In the Middle East, the US and Israel attacked Iran twice in blatant violation of international law. European leaders, initially evasive on legality, eventually acknowledged as much. Four months later, the US and Iran agreed a memorandum of understanding (MoU) reopening the Strait of Hormuz. The MoU de facto recognizes Iranian control over the strait, unfreezes Iranian assets, and temporarily waives oil sanctions as nuclear talks resume. The MoU was the best deal Trump could secure, but not a good one for the US or Israel, and criticism in both countries is mounting. It shows that even the strongest have not prevailed.
Europe's role and initiatives
Europe, which has stood with Kyiv and international law while hypocritically flirting with abandonment in the Middle East, has an opportunity to reaffirm its commitment. Two initiatives offer hope.
A coalition of about 40 countries, led by France and the UK, has assembled a taskforce to be deployed to the Strait of Hormuz to clear mines and secure the waterway.

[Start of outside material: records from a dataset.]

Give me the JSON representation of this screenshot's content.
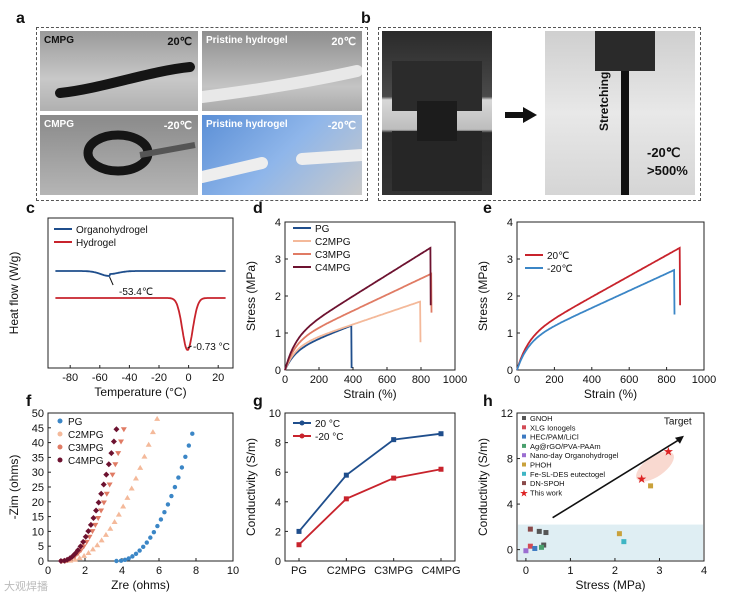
{
  "panel_letters": {
    "a": "a",
    "b": "b",
    "c": "c",
    "d": "d",
    "e": "e",
    "f": "f",
    "g": "g",
    "h": "h"
  },
  "panel_a": {
    "tl_label": "CMPG",
    "tl_temp": "20℃",
    "tr_label": "Pristine hydrogel",
    "tr_temp": "20℃",
    "bl_label": "CMPG",
    "bl_temp": "-20℃",
    "br_label": "Pristine hydrogel",
    "br_temp": "-20℃"
  },
  "panel_b": {
    "stretching": "Stretching",
    "temp": "-20℃",
    "pct": ">500%"
  },
  "watermark": "大观焊播",
  "colors": {
    "blue": "#1f4e8c",
    "red": "#c8232c",
    "lightblue": "#3b86c6",
    "peach": "#f4b99a",
    "salmon": "#e07b64",
    "maroon": "#6d1230",
    "darkred": "#b5282f"
  },
  "chart_data": [
    {
      "id": "c",
      "type": "line",
      "title": "",
      "xlabel": "Temperature (°C)",
      "ylabel": "Heat flow (W/g)",
      "xlim": [
        -95,
        30
      ],
      "xticks": [
        "-80",
        "-60",
        "-40",
        "-20",
        "0",
        "20"
      ],
      "series": [
        {
          "name": "Organohydrogel",
          "baseline": 1.0,
          "dip_x": -53.4
        },
        {
          "name": "Hydrogel",
          "baseline": 0.0,
          "dip_x": -0.73
        }
      ],
      "annotations": [
        "-53.4℃",
        "-0.73 °C"
      ]
    },
    {
      "id": "d",
      "type": "line",
      "xlabel": "Strain (%)",
      "ylabel": "Stress (MPa)",
      "xlim": [
        0,
        1000
      ],
      "ylim": [
        0,
        4
      ],
      "xticks": [
        "0",
        "200",
        "400",
        "600",
        "800",
        "1000"
      ],
      "yticks": [
        "0",
        "1",
        "2",
        "3",
        "4"
      ],
      "legend": [
        "PG",
        "C2MPG",
        "C3MPG",
        "C4MPG"
      ],
      "series": [
        {
          "name": "PG",
          "break_strain": 390,
          "max_stress": 1.2,
          "end_stress": 0.05
        },
        {
          "name": "C2MPG",
          "break_strain": 795,
          "max_stress": 1.85,
          "end_stress": 0.75
        },
        {
          "name": "C3MPG",
          "break_strain": 860,
          "max_stress": 2.6,
          "end_stress": 1.55
        },
        {
          "name": "C4MPG",
          "break_strain": 855,
          "max_stress": 3.3,
          "end_stress": 1.75
        }
      ]
    },
    {
      "id": "e",
      "type": "line",
      "xlabel": "Strain (%)",
      "ylabel": "Stress (MPa)",
      "xlim": [
        0,
        1000
      ],
      "ylim": [
        0,
        4
      ],
      "xticks": [
        "0",
        "200",
        "400",
        "600",
        "800",
        "1000"
      ],
      "yticks": [
        "0",
        "1",
        "2",
        "3",
        "4"
      ],
      "legend": [
        "20℃",
        "-20℃"
      ],
      "series": [
        {
          "name": "20℃",
          "break_strain": 870,
          "max_stress": 3.3,
          "end_stress": 1.75
        },
        {
          "name": "-20℃",
          "break_strain": 840,
          "max_stress": 2.7,
          "end_stress": 1.5
        }
      ]
    },
    {
      "id": "f",
      "type": "scatter",
      "xlabel": "Zre (ohms)",
      "ylabel": "-Zim (ohms)",
      "xlim": [
        0,
        10
      ],
      "ylim": [
        0,
        50
      ],
      "xticks": [
        "0",
        "2",
        "4",
        "6",
        "8",
        "10"
      ],
      "yticks": [
        "0",
        "5",
        "10",
        "15",
        "20",
        "25",
        "30",
        "35",
        "40",
        "45",
        "50"
      ],
      "legend": [
        "PG",
        "C2MPG",
        "C3MPG",
        "C4MPG"
      ],
      "series": [
        {
          "name": "PG",
          "x0": 3.7,
          "x1": 7.8,
          "y1": 43
        },
        {
          "name": "C2MPG",
          "x0": 0.9,
          "x1": 5.9,
          "y1": 48
        },
        {
          "name": "C3MPG",
          "x0": 0.75,
          "x1": 4.1,
          "y1": 44.5
        },
        {
          "name": "C4MPG",
          "x0": 0.7,
          "x1": 3.7,
          "y1": 44.5
        }
      ]
    },
    {
      "id": "g",
      "type": "line",
      "xlabel": "",
      "ylabel": "Conductivity (S/m)",
      "ylim": [
        0,
        10
      ],
      "yticks": [
        "0",
        "2",
        "4",
        "6",
        "8",
        "10"
      ],
      "categories": [
        "PG",
        "C2MPG",
        "C3MPG",
        "C4MPG"
      ],
      "legend": [
        "20 °C",
        "-20 °C"
      ],
      "series": [
        {
          "name": "20 °C",
          "values": [
            2.0,
            5.8,
            8.2,
            8.6
          ]
        },
        {
          "name": "-20 °C",
          "values": [
            1.1,
            4.2,
            5.6,
            6.2
          ]
        }
      ]
    },
    {
      "id": "h",
      "type": "scatter",
      "xlabel": "Stress (MPa)",
      "ylabel": "Conductivity (S/m)",
      "xlim": [
        -0.2,
        4
      ],
      "ylim": [
        -1,
        12
      ],
      "xticks": [
        "0",
        "1",
        "2",
        "3",
        "4"
      ],
      "yticks": [
        "0",
        "4",
        "8",
        "12"
      ],
      "arrow_label": "Target",
      "legend": [
        "GNOH",
        "XLG Ionogels",
        "HEC/PAM/LiCl",
        "Ag@rGO/PVA-PAAm",
        "Nano-day Organohydrogel",
        "PHOH",
        "Fe-SL-DES eutectogel",
        "DN-SPOH",
        "This work"
      ],
      "points": [
        {
          "name": "GNOH",
          "x": 0.3,
          "y": 1.6
        },
        {
          "name": "GNOH",
          "x": 0.45,
          "y": 1.5
        },
        {
          "name": "GNOH",
          "x": 0.4,
          "y": 0.4
        },
        {
          "name": "XLG Ionogels",
          "x": 0.1,
          "y": 0.3
        },
        {
          "name": "HEC/PAM/LiCl",
          "x": 0.2,
          "y": 0.1
        },
        {
          "name": "Ag@rGO/PVA-PAAm",
          "x": 0.35,
          "y": 0.2
        },
        {
          "name": "Nano-day Organohydrogel",
          "x": 0.0,
          "y": -0.1
        },
        {
          "name": "PHOH",
          "x": 2.8,
          "y": 5.6
        },
        {
          "name": "PHOH",
          "x": 2.1,
          "y": 1.4
        },
        {
          "name": "Fe-SL-DES eutectogel",
          "x": 2.2,
          "y": 0.7
        },
        {
          "name": "DN-SPOH",
          "x": 0.1,
          "y": 1.8
        },
        {
          "name": "This work",
          "x": 2.6,
          "y": 6.2
        },
        {
          "name": "This work",
          "x": 3.2,
          "y": 8.6
        }
      ]
    }
  ]
}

This signals Europe's willingness to play an active, constructive role. However, the operation will likely not proceed: the US is not interested, and Iran rejects the idea of European warships in the strait.

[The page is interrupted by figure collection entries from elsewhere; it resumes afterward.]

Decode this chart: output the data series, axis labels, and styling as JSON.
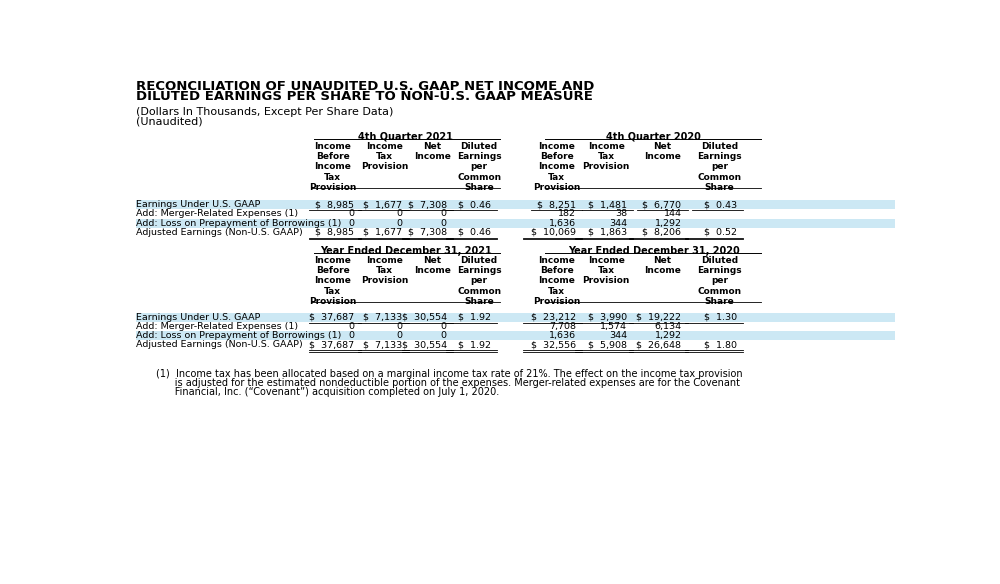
{
  "title_line1": "RECONCILIATION OF UNAUDITED U.S. GAAP NET INCOME AND",
  "title_line2": "DILUTED EARNINGS PER SHARE TO NON-U.S. GAAP MEASURE",
  "subtitle1": "(Dollars In Thousands, Except Per Share Data)",
  "subtitle2": "(Unaudited)",
  "bg_color": "#ffffff",
  "highlight_color": "#cce8f4",
  "section1_header": "4th Quarter 2021",
  "section2_header": "4th Quarter 2020",
  "section3_header": "Year Ended December 31, 2021",
  "section4_header": "Year Ended December 31, 2020",
  "col_headers": [
    "Income\nBefore\nIncome\nTax\nProvision",
    "Income\nTax\nProvision",
    "Net\nIncome",
    "Diluted\nEarnings\nper\nCommon\nShare",
    "Income\nBefore\nIncome\nTax\nProvision",
    "Income\nTax\nProvision",
    "Net\nIncome",
    "Diluted\nEarnings\nper\nCommon\nShare"
  ],
  "row_labels": [
    "Earnings Under U.S. GAAP",
    "Add: Merger-Related Expenses (1)",
    "Add: Loss on Prepayment of Borrowings (1)",
    "Adjusted Earnings (Non-U.S. GAAP)"
  ],
  "table1_data": [
    [
      "$  8,985",
      "$  1,677",
      "$  7,308",
      "$  0.46",
      "$  8,251",
      "$  1,481",
      "$  6,770",
      "$  0.43"
    ],
    [
      "0",
      "0",
      "0",
      "",
      "182",
      "38",
      "144",
      ""
    ],
    [
      "0",
      "0",
      "0",
      "",
      "1,636",
      "344",
      "1,292",
      ""
    ],
    [
      "$  8,985",
      "$  1,677",
      "$  7,308",
      "$  0.46",
      "$  10,069",
      "$  1,863",
      "$  8,206",
      "$  0.52"
    ]
  ],
  "table2_data": [
    [
      "$  37,687",
      "$  7,133",
      "$  30,554",
      "$  1.92",
      "$  23,212",
      "$  3,990",
      "$  19,222",
      "$  1.30"
    ],
    [
      "0",
      "0",
      "0",
      "",
      "7,708",
      "1,574",
      "6,134",
      ""
    ],
    [
      "0",
      "0",
      "0",
      "",
      "1,636",
      "344",
      "1,292",
      ""
    ],
    [
      "$  37,687",
      "$  7,133",
      "$  30,554",
      "$  1.92",
      "$  32,556",
      "$  5,908",
      "$  26,648",
      "$  1.80"
    ]
  ],
  "highlight_rows": [
    0,
    2
  ],
  "footnote_line1": "(1)  Income tax has been allocated based on a marginal income tax rate of 21%. The effect on the income tax provision",
  "footnote_line2": "      is adjusted for the estimated nondeductible portion of the expenses. Merger-related expenses are for the Covenant",
  "footnote_line3": "      Financial, Inc. (“Covenant”) acquisition completed on July 1, 2020.",
  "title_fontsize": 9.5,
  "subtitle_fontsize": 8.0,
  "header_fontsize": 7.0,
  "col_header_fontsize": 6.5,
  "data_fontsize": 6.8,
  "footnote_fontsize": 7.0
}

A more concrete and useful initiative has quietly taken shape. Norway, with strong political credentials in the Middle East and expertise in the law of the sea, has provided legal counsel to Iran, Oman, Pakistan, and Qatari mediators to ensure post-strait arrangements comply with the UN Convention on the Law of the Sea (UNCLOS) principle of freedom of navigation. Although the US, Iran, and Israel are not parties to UNCLOS, both Washington and Tehran are interested in respecting its terms in the strait.
Israel and the EU
European credibility remains in shreds regarding the Israeli-Palestinian conflict. European 'concern' about Israeli actions has not translated into meaningful policy. Israel remains completely unaccountable for its war crimes, crimes against humanity, and possibly genocide in Gaza. European governments have shielded Israel from its international legal obligations.
But change may be on the horizon. EU sanctions on Israeli ministers Itamar Ben-Gvir and Bezalel Smotrich require unanimity, which is unattainable. A more significant move would be banning imports from illegal Israeli settlements in the occupied West Bank, requiring only a qualified majority vote. A majority of member states already support this. Italy, once opposed, has signalled a possible shift. Germany remains the only large country in opposition, arguing the ban would be reminiscent of Nazi discrimination against Jews – an argument called obscene.
EU high representative Kaja Kallas, pushed by a majority of member states, has formally asked the European Commission to table a proposal. Commission president Ursula von der Leyen may still obfuscate. But the indefensibility of EU trade with Israeli settlements is clear.